Un PIB por debajo de las expectativas
La primera evidencia del bache económico quedó plasmada en la revisión de las cifras consolidadas de la producción para el arranque del año. El crecimiento real del país no logró alcanzar el optimismo con el que el Banco Central había formulado sus previsiones en el Reporte de Política Monetaria previo.
Al respecto, Henry Vargas Campos, director de la División Análisis de Datos y Estadísticas del BCCR, detalló ante los directores el desfase detectado:
“Recordemos que en el Informe de Política Monetaria siempre damos como un adelanto de cuál es el crecimiento que esperamos para el trimestre que recientemente terminó, para el caso particular del informe vigente era en abril, entonces, adelantamos el dato de los primeros tres meses de 2026. En esa ocasión habíamos estimado 4,5, ya con la información más completa y revisada, estamos estimando un 4,1%”.
El análisis técnico de la entidad confirma que este menor ritmo no es un fenómeno abstracto, sino el resultado directo del agotamiento de dos de los principales motores económicos del periodo pospandemia: el comercio exterior de alta tecnología y la compra de bienes de capital por parte del sector corporativo local.

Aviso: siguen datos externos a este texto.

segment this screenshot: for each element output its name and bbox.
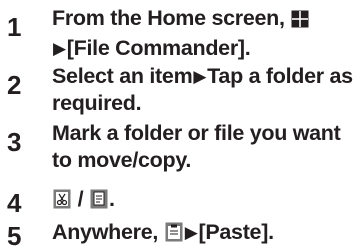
- step-text-segment: [File Commander].: [66, 36, 251, 60]
- step-text-segment: Anywhere,: [52, 220, 164, 244]
- paste-icon: [165, 222, 183, 249]
- apps-grid-icon: [291, 8, 309, 35]
- cut-icon: [53, 189, 71, 216]
- arrow-right-icon: ▶: [193, 67, 207, 86]
- step-text: Mark a folder or file you want to move/c…: [52, 120, 357, 174]
- step-text: Anywhere, ▶[Paste].: [52, 219, 357, 249]
- step-text-segment: Select an item: [52, 64, 193, 88]
- step-text-segment: From the Home screen,: [52, 6, 291, 30]
- step-number: 2: [7, 70, 22, 100]
- step-number: 3: [7, 127, 22, 157]
- step-text-segment: Mark a folder or file you want to move/c…: [52, 121, 341, 172]
- step-text-segment: /: [72, 187, 90, 211]
- step-number: 4: [7, 188, 22, 218]
- arrow-right-icon: ▶: [184, 223, 198, 242]
- arrow-right-icon: ▶: [53, 39, 66, 58]
- copy-icon: [90, 189, 108, 216]
- step-text-segment: [Paste].: [198, 220, 274, 244]
- step-number: 5: [7, 221, 22, 251]
- step-text-segment: .: [109, 187, 115, 211]
- step-text: / .: [52, 186, 357, 216]
- step-text: From the Home screen, ▶[File Commander].: [52, 5, 357, 62]
- instruction-steps: 1 From the Home screen, ▶[File Commander…: [0, 0, 361, 252]
- step-number: 1: [7, 12, 22, 42]
- step-text: Select an item▶Tap a folder as required.: [52, 63, 357, 117]
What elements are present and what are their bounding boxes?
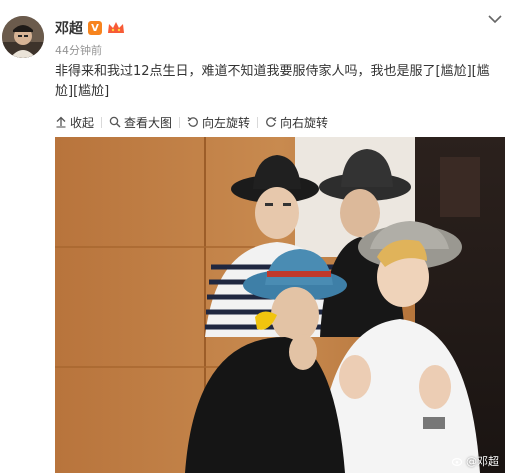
watermark: @邓超 (452, 453, 499, 469)
weibo-post: 邓超 V 44分钟前 非得来和我过12点生日，难道不知道我要服侍家人吗，我也是服… (0, 0, 513, 473)
post-time[interactable]: 44分钟前 (55, 42, 102, 58)
user-row: 邓超 V (55, 19, 125, 37)
view-large-button[interactable]: 查看大图 (109, 114, 172, 131)
divider (179, 116, 181, 128)
crown-member-icon (108, 22, 124, 33)
rotate-left-button[interactable]: 向左旋转 (187, 114, 250, 131)
view-large-label: 查看大图 (124, 115, 173, 130)
collapse-label: 收起 (70, 115, 95, 130)
rotate-right-label: 向右旋转 (280, 115, 329, 130)
post-text: 非得来和我过12点生日，难道不知道我要服侍家人吗，我也是服了[尴尬][尴尬][尴… (55, 64, 490, 99)
image-toolbar: 收起 查看大图 向左旋转 向右旋转 (55, 114, 328, 130)
chevron-down-icon[interactable] (488, 14, 502, 24)
post-photo[interactable]: @邓超 (55, 137, 505, 473)
rotate-right-button[interactable]: 向右旋转 (265, 114, 328, 131)
verified-badge: V (88, 21, 102, 35)
search-icon (109, 116, 121, 128)
rotate-left-icon (187, 117, 198, 127)
watermark-text: @邓超 (466, 455, 499, 468)
rotate-right-icon (266, 117, 277, 127)
divider (257, 116, 259, 128)
username[interactable]: 邓超 (55, 18, 83, 38)
collapse-button[interactable]: 收起 (55, 114, 94, 131)
avatar[interactable] (2, 16, 44, 58)
rotate-left-label: 向左旋转 (202, 115, 251, 130)
arrow-up-icon (56, 116, 66, 128)
divider (101, 116, 103, 128)
group-photo-image (55, 137, 505, 473)
weibo-logo-icon (452, 458, 463, 466)
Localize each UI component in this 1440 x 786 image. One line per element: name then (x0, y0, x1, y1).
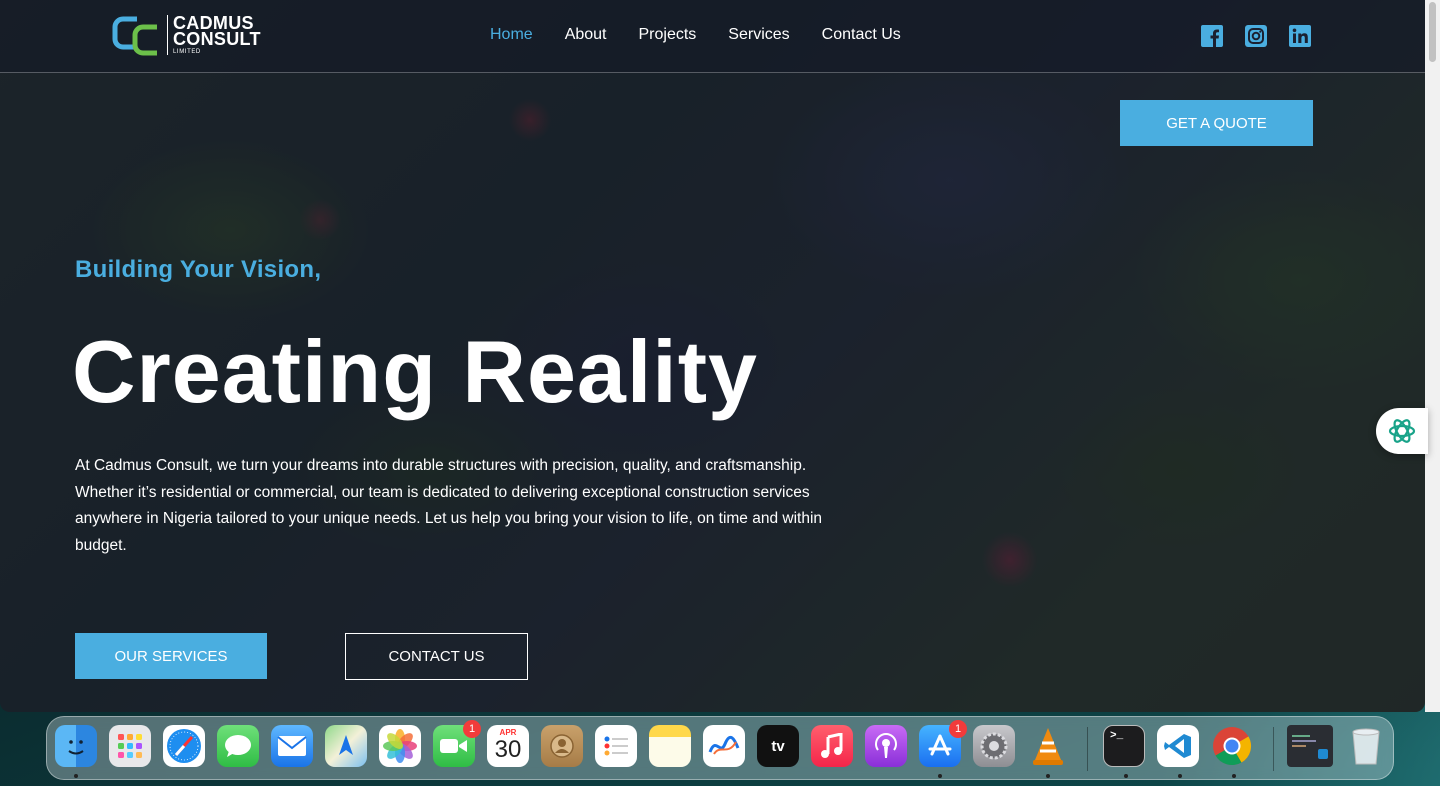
instagram-icon[interactable] (1245, 25, 1267, 47)
page-content: CADMUS CONSULT LIMITED Home About Projec… (0, 0, 1425, 712)
launchpad-icon[interactable] (109, 725, 151, 767)
desktop: CADMUS CONSULT LIMITED Home About Projec… (0, 0, 1440, 786)
nav-about[interactable]: About (565, 25, 607, 45)
calendar-day: 30 (494, 736, 522, 763)
logo-wordmark: CADMUS CONSULT LIMITED (173, 14, 261, 56)
chrome-icon[interactable] (1211, 725, 1253, 767)
site-logo[interactable]: CADMUS CONSULT LIMITED (111, 13, 261, 57)
macos-dock: 1 APR 30 tv 1 >_ (46, 716, 1394, 780)
nav-contact-us[interactable]: Contact Us (822, 25, 901, 45)
photos-icon[interactable] (379, 725, 421, 767)
ai-assistant-button[interactable] (1376, 408, 1428, 454)
app-store-icon[interactable]: 1 (919, 720, 967, 767)
vlc-icon[interactable] (1027, 725, 1069, 767)
dock-separator-2 (1273, 727, 1274, 771)
linkedin-icon[interactable] (1289, 25, 1311, 47)
hero-headline: Creating Reality (72, 322, 758, 421)
notes-icon[interactable] (649, 725, 691, 767)
our-services-button[interactable]: OUR SERVICES (75, 633, 267, 679)
facetime-icon[interactable]: 1 (433, 720, 481, 767)
nav-home[interactable]: Home (490, 25, 533, 45)
podcasts-icon[interactable] (865, 725, 907, 767)
site-header: CADMUS CONSULT LIMITED Home About Projec… (0, 0, 1425, 73)
logo-line-2: CONSULT (173, 28, 261, 49)
ai-assistant-icon (1388, 419, 1416, 443)
vscode-running-dot (1178, 774, 1182, 778)
scrollbar-thumb[interactable] (1429, 2, 1436, 62)
finder-icon[interactable] (55, 725, 97, 767)
tv-icon[interactable]: tv (757, 725, 799, 767)
logo-mark-icon (112, 16, 157, 56)
contacts-icon[interactable] (541, 725, 583, 767)
app-store-running-dot (938, 774, 942, 778)
terminal-running-dot (1124, 774, 1128, 778)
terminal-icon[interactable]: >_ (1103, 725, 1145, 767)
terminal-label: >_ (1110, 730, 1124, 742)
page-scrollbar[interactable] (1425, 0, 1440, 712)
vlc-running-dot (1046, 774, 1050, 778)
window-thumbnail-icon[interactable] (1287, 725, 1333, 767)
facetime-badge: 1 (463, 720, 481, 738)
dock-separator (1087, 727, 1088, 771)
nav-services[interactable]: Services (728, 25, 789, 45)
finder-running-dot (74, 774, 78, 778)
tv-label: tv (771, 737, 785, 755)
browser-window: CADMUS CONSULT LIMITED Home About Projec… (0, 0, 1425, 712)
facebook-icon[interactable] (1201, 25, 1223, 47)
logo-line-3: LIMITED (173, 48, 201, 55)
freeform-icon[interactable] (703, 725, 745, 767)
maps-icon[interactable] (325, 725, 367, 767)
contact-us-button[interactable]: CONTACT US (345, 633, 528, 680)
reminders-icon[interactable] (595, 725, 637, 767)
get-a-quote-button[interactable]: GET A QUOTE (1120, 100, 1313, 146)
chrome-running-dot (1232, 774, 1236, 778)
settings-icon[interactable] (973, 725, 1015, 767)
app-store-badge: 1 (949, 720, 967, 738)
trash-icon[interactable] (1345, 725, 1387, 767)
main-nav: Home About Projects Services Contact Us (490, 25, 901, 45)
mail-icon[interactable] (271, 725, 313, 767)
hero-kicker: Building Your Vision, (75, 256, 322, 283)
logo-divider (167, 15, 168, 55)
hero-description: At Cadmus Consult, we turn your dreams i… (75, 457, 823, 554)
messages-icon[interactable] (217, 725, 259, 767)
safari-icon[interactable] (163, 725, 205, 767)
music-icon[interactable] (811, 725, 853, 767)
nav-projects[interactable]: Projects (639, 25, 697, 45)
calendar-icon[interactable]: APR 30 (487, 725, 529, 767)
vscode-icon[interactable] (1157, 725, 1199, 767)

Según explicó Vargas Campos en la sesión, la pérdida de velocidad es evidente tanto en la comparación inmediata como en la interanual.

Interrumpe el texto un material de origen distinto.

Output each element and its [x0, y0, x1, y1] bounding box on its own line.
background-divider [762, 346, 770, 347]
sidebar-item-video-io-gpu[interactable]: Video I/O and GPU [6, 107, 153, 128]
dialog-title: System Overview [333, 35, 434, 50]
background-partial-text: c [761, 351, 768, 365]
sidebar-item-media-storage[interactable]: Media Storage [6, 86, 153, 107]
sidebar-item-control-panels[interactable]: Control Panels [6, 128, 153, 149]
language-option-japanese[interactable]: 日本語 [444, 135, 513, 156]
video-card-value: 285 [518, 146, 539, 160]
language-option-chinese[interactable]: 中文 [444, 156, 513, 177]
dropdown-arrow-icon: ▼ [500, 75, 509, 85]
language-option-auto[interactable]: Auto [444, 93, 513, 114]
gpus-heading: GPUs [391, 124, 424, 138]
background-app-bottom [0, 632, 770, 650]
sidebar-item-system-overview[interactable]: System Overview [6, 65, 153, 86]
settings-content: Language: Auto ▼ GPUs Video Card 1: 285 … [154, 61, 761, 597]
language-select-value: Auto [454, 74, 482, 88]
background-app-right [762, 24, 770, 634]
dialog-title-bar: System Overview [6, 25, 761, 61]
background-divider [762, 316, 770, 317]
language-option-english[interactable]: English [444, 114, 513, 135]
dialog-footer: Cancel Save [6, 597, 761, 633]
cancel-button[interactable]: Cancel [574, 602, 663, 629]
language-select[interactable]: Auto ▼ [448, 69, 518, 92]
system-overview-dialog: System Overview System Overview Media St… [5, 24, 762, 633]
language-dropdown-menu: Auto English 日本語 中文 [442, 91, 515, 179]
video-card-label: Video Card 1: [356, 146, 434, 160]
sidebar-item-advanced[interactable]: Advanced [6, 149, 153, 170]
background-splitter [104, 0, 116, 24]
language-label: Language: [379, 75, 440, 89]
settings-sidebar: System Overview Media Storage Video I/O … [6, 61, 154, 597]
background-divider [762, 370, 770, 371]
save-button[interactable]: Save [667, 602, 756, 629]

“(...) la economía refleja una desaceleración, particularmente si lo vemos con respecto al cuarto trimestre del 2025 o si lo comparamos con el primer trimestre del 2025, en ambos casos se nota alguna desaceleración que está determinada primordialmente por la moderación en las exportaciones del régimen especial. Y a nivel de la demanda interna, por una desaceleración en la inversión en maquinaria y equipo (...)”.

Alerta en el régimen definitivo: Manufactura y Agro al 1%
La mayor preocupación para el mediano plazo radica en el comportamiento del Indicador Mensual de Actividad Económica (IMAE) bajo su serie desestacionalizada. Este indicador, utilizado por los economistas como una “luz de corto alcance” para identificar giros de tendencia antes de que se consoliden, encendió alertas amarillas al registrar una variación de apenas el 1% en el mes de abril.

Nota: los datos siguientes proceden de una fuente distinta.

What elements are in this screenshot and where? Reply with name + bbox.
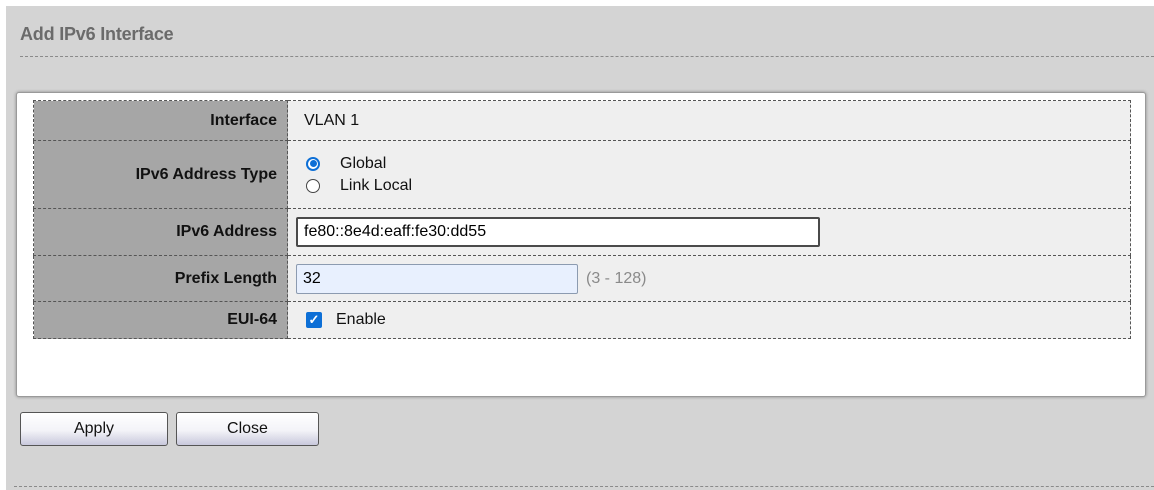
address-type-label: IPv6 Address Type (33, 140, 288, 209)
prefix-length-input[interactable] (296, 263, 578, 294)
radio-selected-icon[interactable] (306, 156, 320, 171)
close-button[interactable]: Close (176, 412, 319, 446)
ipv6-address-cell (287, 208, 1131, 256)
eui64-label: EUI-64 (33, 301, 288, 339)
form-row-interface: Interface VLAN 1 (33, 100, 1131, 141)
form-row-address-type: IPv6 Address Type Global Link Local (33, 140, 1131, 209)
title-divider (20, 56, 1154, 57)
form-row-eui64: EUI-64 ✓ Enable (33, 301, 1131, 339)
form-row-prefix-length: Prefix Length (3 - 128) (33, 255, 1131, 302)
prefix-length-cell: (3 - 128) (287, 255, 1131, 302)
radio-option-link-local[interactable]: Link Local (304, 175, 1130, 197)
form-row-ipv6-address: IPv6 Address (33, 208, 1131, 256)
checkbox-checked-icon[interactable]: ✓ (306, 312, 322, 328)
eui64-cell: ✓ Enable (287, 301, 1131, 339)
eui64-checkbox-row[interactable]: ✓ Enable (304, 311, 1130, 329)
form-table: Interface VLAN 1 IPv6 Address Type Globa… (33, 100, 1131, 339)
ipv6-address-input[interactable] (296, 217, 820, 247)
prefix-length-label: Prefix Length (33, 255, 288, 302)
apply-button[interactable]: Apply (20, 412, 168, 446)
dialog-panel: Add IPv6 Interface Interface VLAN 1 IPv6… (6, 6, 1154, 490)
radio-global-label: Global (340, 154, 387, 172)
form-container: Interface VLAN 1 IPv6 Address Type Globa… (16, 92, 1146, 397)
dialog-title: Add IPv6 Interface (20, 24, 174, 44)
bottom-divider (14, 486, 1154, 487)
interface-value: VLAN 1 (287, 100, 1131, 141)
radio-unselected-icon[interactable] (306, 178, 320, 193)
radio-option-global[interactable]: Global (304, 153, 1130, 175)
eui64-enable-label: Enable (336, 311, 386, 328)
radio-link-local-label: Link Local (340, 176, 413, 194)
interface-label: Interface (33, 100, 288, 141)
ipv6-address-label: IPv6 Address (33, 208, 288, 256)
address-type-options: Global Link Local (287, 140, 1131, 209)
prefix-length-range-hint: (3 - 128) (586, 269, 647, 287)
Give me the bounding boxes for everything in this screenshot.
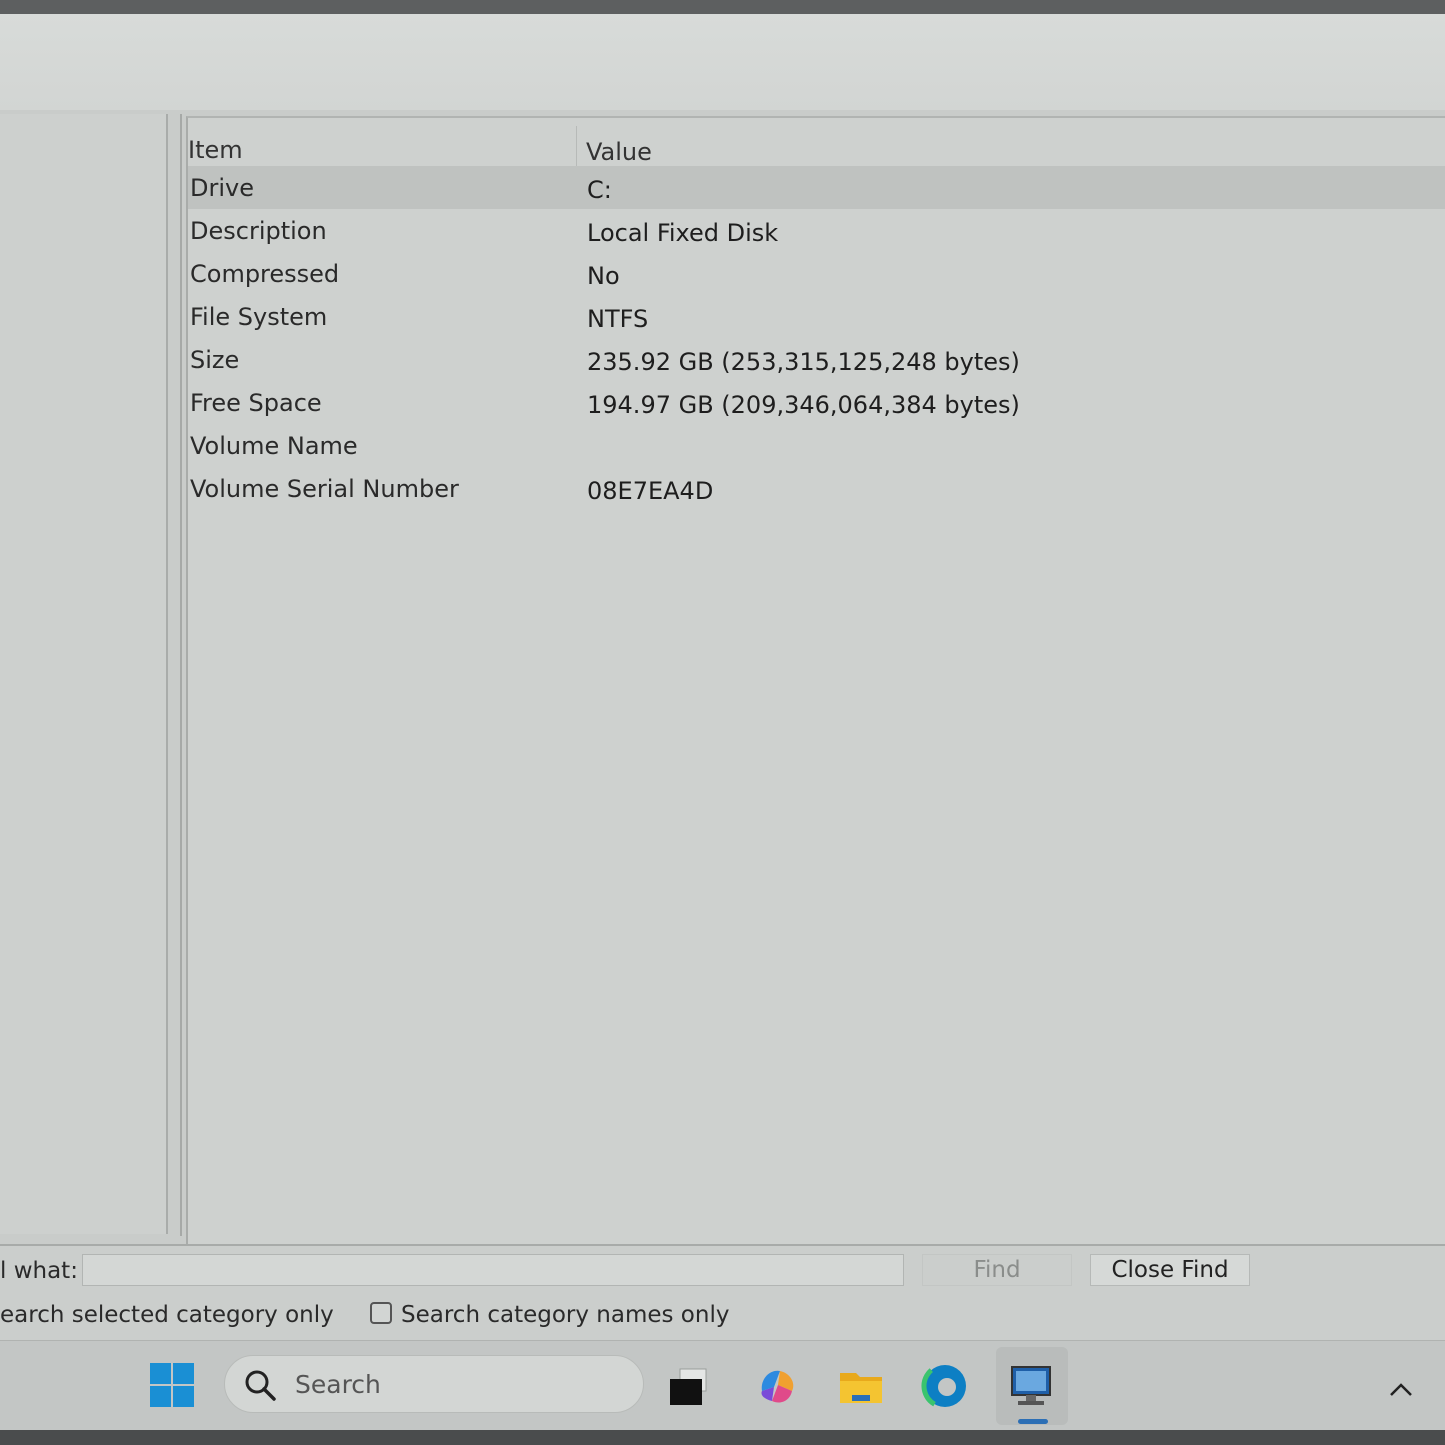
table-row[interactable]: Free Space 194.97 GB (209,346,064,384 by…: [188, 381, 1445, 424]
search-category-names-checkbox[interactable]: [370, 1302, 392, 1324]
row-item: Compressed: [190, 260, 340, 288]
active-app-indicator: [1018, 1419, 1048, 1424]
column-header-value[interactable]: Value: [586, 138, 652, 166]
task-view-icon[interactable]: [664, 1361, 714, 1411]
chevron-up-icon[interactable]: [1388, 1381, 1414, 1397]
file-explorer-icon[interactable]: [836, 1361, 886, 1411]
row-value: 194.97 GB (209,346,064,384 bytes): [587, 391, 1020, 419]
table-row[interactable]: File System NTFS: [188, 295, 1445, 338]
find-button[interactable]: Find: [922, 1254, 1072, 1286]
details-table-body: Drive C: Description Local Fixed Disk Co…: [188, 166, 1445, 510]
find-what-label: l what:: [0, 1258, 78, 1284]
taskbar: Search: [0, 1340, 1445, 1431]
row-item: Drive: [190, 174, 254, 202]
details-pane: Item Value Drive C: Description Local Fi…: [186, 116, 1445, 1244]
table-header: Item Value: [188, 126, 1445, 170]
screen-bezel-bottom: [0, 1430, 1445, 1445]
row-item: Volume Name: [190, 432, 358, 460]
taskbar-search-box[interactable]: Search: [224, 1355, 644, 1413]
row-item: Volume Serial Number: [190, 475, 459, 503]
window-title-area: [0, 14, 1445, 110]
find-bar: l what: Find Close Find earch selected c…: [0, 1244, 1445, 1342]
row-value: C:: [587, 176, 612, 204]
search-selected-category-option[interactable]: earch selected category only: [0, 1302, 334, 1328]
copilot-icon[interactable]: [752, 1361, 802, 1411]
windows-start-icon[interactable]: [148, 1361, 198, 1411]
column-divider[interactable]: [576, 126, 577, 170]
category-tree-pane[interactable]: [0, 114, 168, 1234]
table-row[interactable]: Volume Name: [188, 424, 1445, 467]
search-category-names-label[interactable]: Search category names only: [401, 1302, 729, 1328]
row-value: 08E7EA4D: [587, 477, 714, 505]
close-find-button[interactable]: Close Find: [1090, 1254, 1250, 1286]
screen-bezel-top: [0, 0, 1445, 14]
table-row[interactable]: Description Local Fixed Disk: [188, 209, 1445, 252]
search-icon: [245, 1370, 276, 1401]
row-item: File System: [190, 303, 328, 331]
table-row[interactable]: Volume Serial Number 08E7EA4D: [188, 467, 1445, 510]
row-item: Size: [190, 346, 240, 374]
row-value: Local Fixed Disk: [587, 219, 779, 247]
table-row[interactable]: Compressed No: [188, 252, 1445, 295]
table-row[interactable]: Size 235.92 GB (253,315,125,248 bytes): [188, 338, 1445, 381]
row-value: No: [587, 262, 620, 290]
table-row[interactable]: Drive C:: [188, 166, 1445, 209]
row-value: 235.92 GB (253,315,125,248 bytes): [587, 348, 1020, 376]
row-item: Description: [190, 217, 327, 245]
pane-splitter[interactable]: [168, 114, 182, 1236]
row-item: Free Space: [190, 389, 322, 417]
column-header-item[interactable]: Item: [188, 136, 243, 164]
find-what-input[interactable]: [82, 1254, 904, 1286]
search-placeholder: Search: [295, 1370, 381, 1399]
system-information-icon[interactable]: [1006, 1361, 1056, 1411]
edge-icon[interactable]: [920, 1361, 970, 1411]
row-value: NTFS: [587, 305, 649, 333]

Los técnicos del Banco Central reconocieron de forma explícita que los datos están sugiriendo un escenario más retador que el plasmado en sus metas macroeconómicas vigentes, afectando primordialmente al tejido empresarial tradicional:
“(...) haciendo uso de esta serie... tal vez, estamos en presencia de una mayor desaceleración de la actividad de lo que nosotros habíamos previsto en la programación macroeconómica. Si vemos la variación de este indicador en abril la tasa es de un 1% y cuando vemos por actividad económica (...) básicamente, estaría explicado por dos actividades que son, la manufactura y la actividad agropecuaria”.
A pesar de que el consumo final de los hogares registró una aceleración que sirvió como contrapeso temporal para sostener el indicador general, la jefatura técnica del BCCR concluyó que será necesario esperar a los datos de mayo y junio para emitir un diagnóstico contundente sobre la gravedad de esta tendencia a la baja.